Bohçalar açılınca da geçmişte ne olmuş, bitmişse ortalığa saçılıyor.
CHP eski genel başkanı Kılıçdaroğlu, Sinan Oğan’ın dünkü açıklamalarına şiddetli bir şekilde cevap verdi.
Çok sivri sözler söyledi, itham etti, suçladı.
Oğan, ittifak masasına oturduklarında Kılıçdaroğlu’nun “Biz kazanırsak kriz çıkar” “demiş.
Ve eklemiş:
“Size üç bakanlık ve bir de Cumhurbaşkanlığı yardımcılığı verelim demiş!”
Oğan böyle söyledi.
Kılıçdaroğlu anında itiraz etti.
“Sana değil Cumhurbaşkanlığı ve bakanlık vermeyi, boyatmak için ayakkabılarımı bile vermem”
“Seçimlerde bu milletin geleceği ile oynadınız”
“Nedamet getir (Pişmanlık duy)”
“Para düşkünü”
“Sen bekacı değil paracıymışsın”
Paracı!
Bu kelime düşündürücü!
İma yollu bir söz!
“Peki, vatanın ve milletin geleceğini kaç dolara sattın?”

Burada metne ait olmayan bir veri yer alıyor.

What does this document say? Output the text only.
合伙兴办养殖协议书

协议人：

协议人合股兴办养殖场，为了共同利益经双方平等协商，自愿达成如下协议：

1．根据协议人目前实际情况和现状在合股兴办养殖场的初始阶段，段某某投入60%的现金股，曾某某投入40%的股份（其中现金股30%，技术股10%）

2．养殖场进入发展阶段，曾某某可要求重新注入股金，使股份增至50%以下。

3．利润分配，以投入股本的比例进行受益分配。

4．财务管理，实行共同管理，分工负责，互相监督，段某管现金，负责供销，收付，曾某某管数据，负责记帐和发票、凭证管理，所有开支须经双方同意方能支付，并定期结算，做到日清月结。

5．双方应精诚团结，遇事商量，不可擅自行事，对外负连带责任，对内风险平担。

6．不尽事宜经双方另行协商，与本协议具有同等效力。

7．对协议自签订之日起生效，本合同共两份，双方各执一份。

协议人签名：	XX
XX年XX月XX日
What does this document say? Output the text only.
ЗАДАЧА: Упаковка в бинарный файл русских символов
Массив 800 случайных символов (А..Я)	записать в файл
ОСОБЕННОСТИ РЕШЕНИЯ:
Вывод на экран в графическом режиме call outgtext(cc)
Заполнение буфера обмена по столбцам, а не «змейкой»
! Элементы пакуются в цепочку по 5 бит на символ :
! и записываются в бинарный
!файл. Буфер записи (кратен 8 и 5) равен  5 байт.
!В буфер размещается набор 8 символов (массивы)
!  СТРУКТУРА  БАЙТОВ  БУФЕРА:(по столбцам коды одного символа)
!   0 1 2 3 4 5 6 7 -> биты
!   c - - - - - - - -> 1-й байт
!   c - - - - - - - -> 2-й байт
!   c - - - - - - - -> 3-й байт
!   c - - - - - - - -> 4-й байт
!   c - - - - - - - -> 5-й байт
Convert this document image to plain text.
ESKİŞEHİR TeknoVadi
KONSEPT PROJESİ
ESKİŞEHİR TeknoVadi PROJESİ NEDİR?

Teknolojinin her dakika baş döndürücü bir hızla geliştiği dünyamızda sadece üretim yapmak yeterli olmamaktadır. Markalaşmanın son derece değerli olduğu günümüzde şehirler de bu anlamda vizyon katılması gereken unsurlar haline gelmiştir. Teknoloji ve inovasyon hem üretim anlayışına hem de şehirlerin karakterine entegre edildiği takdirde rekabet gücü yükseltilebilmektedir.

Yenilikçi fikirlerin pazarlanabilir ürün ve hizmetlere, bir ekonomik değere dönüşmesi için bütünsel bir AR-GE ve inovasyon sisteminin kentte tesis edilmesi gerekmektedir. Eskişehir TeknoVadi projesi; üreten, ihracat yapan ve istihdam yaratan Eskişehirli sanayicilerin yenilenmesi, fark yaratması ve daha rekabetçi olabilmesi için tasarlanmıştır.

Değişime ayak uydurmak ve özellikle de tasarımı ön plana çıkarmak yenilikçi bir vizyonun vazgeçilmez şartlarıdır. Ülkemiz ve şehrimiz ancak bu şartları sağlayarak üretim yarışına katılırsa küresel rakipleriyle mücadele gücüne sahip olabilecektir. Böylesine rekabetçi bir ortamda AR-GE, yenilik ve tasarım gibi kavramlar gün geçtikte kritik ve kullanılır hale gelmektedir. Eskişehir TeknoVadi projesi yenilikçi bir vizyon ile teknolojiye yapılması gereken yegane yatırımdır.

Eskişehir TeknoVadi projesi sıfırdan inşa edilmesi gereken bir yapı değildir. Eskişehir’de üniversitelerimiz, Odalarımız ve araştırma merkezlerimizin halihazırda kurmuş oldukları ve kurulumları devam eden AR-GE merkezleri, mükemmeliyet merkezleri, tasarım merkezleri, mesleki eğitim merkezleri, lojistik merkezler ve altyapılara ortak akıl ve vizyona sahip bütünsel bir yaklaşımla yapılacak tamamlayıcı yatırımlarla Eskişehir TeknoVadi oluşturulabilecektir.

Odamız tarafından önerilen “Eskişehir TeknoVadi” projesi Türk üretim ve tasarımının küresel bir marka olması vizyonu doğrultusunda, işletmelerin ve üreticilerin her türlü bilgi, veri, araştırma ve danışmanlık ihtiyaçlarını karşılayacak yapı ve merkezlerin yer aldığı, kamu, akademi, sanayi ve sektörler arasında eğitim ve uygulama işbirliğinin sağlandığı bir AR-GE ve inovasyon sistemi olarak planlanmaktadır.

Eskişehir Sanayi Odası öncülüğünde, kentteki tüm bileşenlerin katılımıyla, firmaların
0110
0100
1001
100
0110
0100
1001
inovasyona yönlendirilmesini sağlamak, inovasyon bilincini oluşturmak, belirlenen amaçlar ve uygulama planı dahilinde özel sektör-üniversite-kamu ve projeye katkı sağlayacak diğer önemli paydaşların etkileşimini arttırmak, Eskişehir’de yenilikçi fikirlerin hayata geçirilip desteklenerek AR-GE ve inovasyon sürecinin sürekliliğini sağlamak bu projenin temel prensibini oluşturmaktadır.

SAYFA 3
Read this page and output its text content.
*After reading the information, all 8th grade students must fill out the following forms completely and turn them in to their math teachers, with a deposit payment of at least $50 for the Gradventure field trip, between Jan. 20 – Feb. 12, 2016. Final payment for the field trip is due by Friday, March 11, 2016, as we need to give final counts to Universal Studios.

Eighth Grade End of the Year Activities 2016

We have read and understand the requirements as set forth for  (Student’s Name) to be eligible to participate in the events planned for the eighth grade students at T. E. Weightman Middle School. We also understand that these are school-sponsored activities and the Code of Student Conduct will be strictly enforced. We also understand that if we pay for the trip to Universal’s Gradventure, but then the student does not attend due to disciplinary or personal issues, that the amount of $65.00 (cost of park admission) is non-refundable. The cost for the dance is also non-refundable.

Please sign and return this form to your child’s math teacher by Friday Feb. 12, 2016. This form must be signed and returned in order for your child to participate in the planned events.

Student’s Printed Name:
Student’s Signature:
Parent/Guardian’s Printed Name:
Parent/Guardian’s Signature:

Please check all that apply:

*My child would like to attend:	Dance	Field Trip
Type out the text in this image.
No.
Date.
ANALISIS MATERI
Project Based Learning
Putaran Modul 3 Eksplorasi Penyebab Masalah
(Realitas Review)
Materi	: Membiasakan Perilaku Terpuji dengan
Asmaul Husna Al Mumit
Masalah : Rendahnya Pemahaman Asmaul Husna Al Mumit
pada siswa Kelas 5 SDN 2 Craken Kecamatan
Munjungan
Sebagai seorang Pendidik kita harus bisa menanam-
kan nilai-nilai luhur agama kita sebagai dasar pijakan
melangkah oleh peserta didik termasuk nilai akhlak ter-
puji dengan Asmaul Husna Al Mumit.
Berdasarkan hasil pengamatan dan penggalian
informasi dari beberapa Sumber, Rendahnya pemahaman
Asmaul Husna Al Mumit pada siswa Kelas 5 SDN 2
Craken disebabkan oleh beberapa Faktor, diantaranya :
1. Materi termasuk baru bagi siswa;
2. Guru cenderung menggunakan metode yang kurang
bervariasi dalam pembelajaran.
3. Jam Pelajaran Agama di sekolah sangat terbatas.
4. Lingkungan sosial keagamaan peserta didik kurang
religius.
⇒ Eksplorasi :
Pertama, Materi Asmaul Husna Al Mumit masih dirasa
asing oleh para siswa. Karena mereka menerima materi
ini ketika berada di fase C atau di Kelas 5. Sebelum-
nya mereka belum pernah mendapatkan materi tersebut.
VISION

Oğan’a ağır bir itham daha.
“Mülteciler evine dönmüş olacaktı”
“Konut sorunu çözülmüş olacaktı”
“Gençler araba alacak duruma gelecekti”
Altılı masa ile nasıl başaracaklardı bunları?
“Seçimlerde bu milletin geleceği ile nasıl oynadınız, anlat”
“Kurulan hain plânın yamağısın”
“… yüreğin kaç okka?”
Kızgın, hırçın, gergin ve hiddeti bir şekilde bu sözleri söylemiş Kılıçdaroğlu.
Bakalım Oğan ne diyecek!
Bunun bir örneğini de Zafer Partisi Genel Başkanı Ümit Özdağ’ın açıklamalarında görmüştük.
“Kılıçdaroğlu ile gizli protokol imzalamış!”
O’na da bakanlık vaat edilmiş, falan filan.
İki kişi arasında yapılan konuşmalar, anlaşmalar, sözleşmeler kendi aralarından kalmıyor.
Bir zaman sonra çarşaf çarşaf ortaya dökülüyor.
Şunu söylemekte fayda var.
Görülen o ki, Kılıçdaroğlu genel başkanlığı kaybetmenin acısını zaman geçtikçe daha iyi hissetmeye ya da yaşamaya başlamış.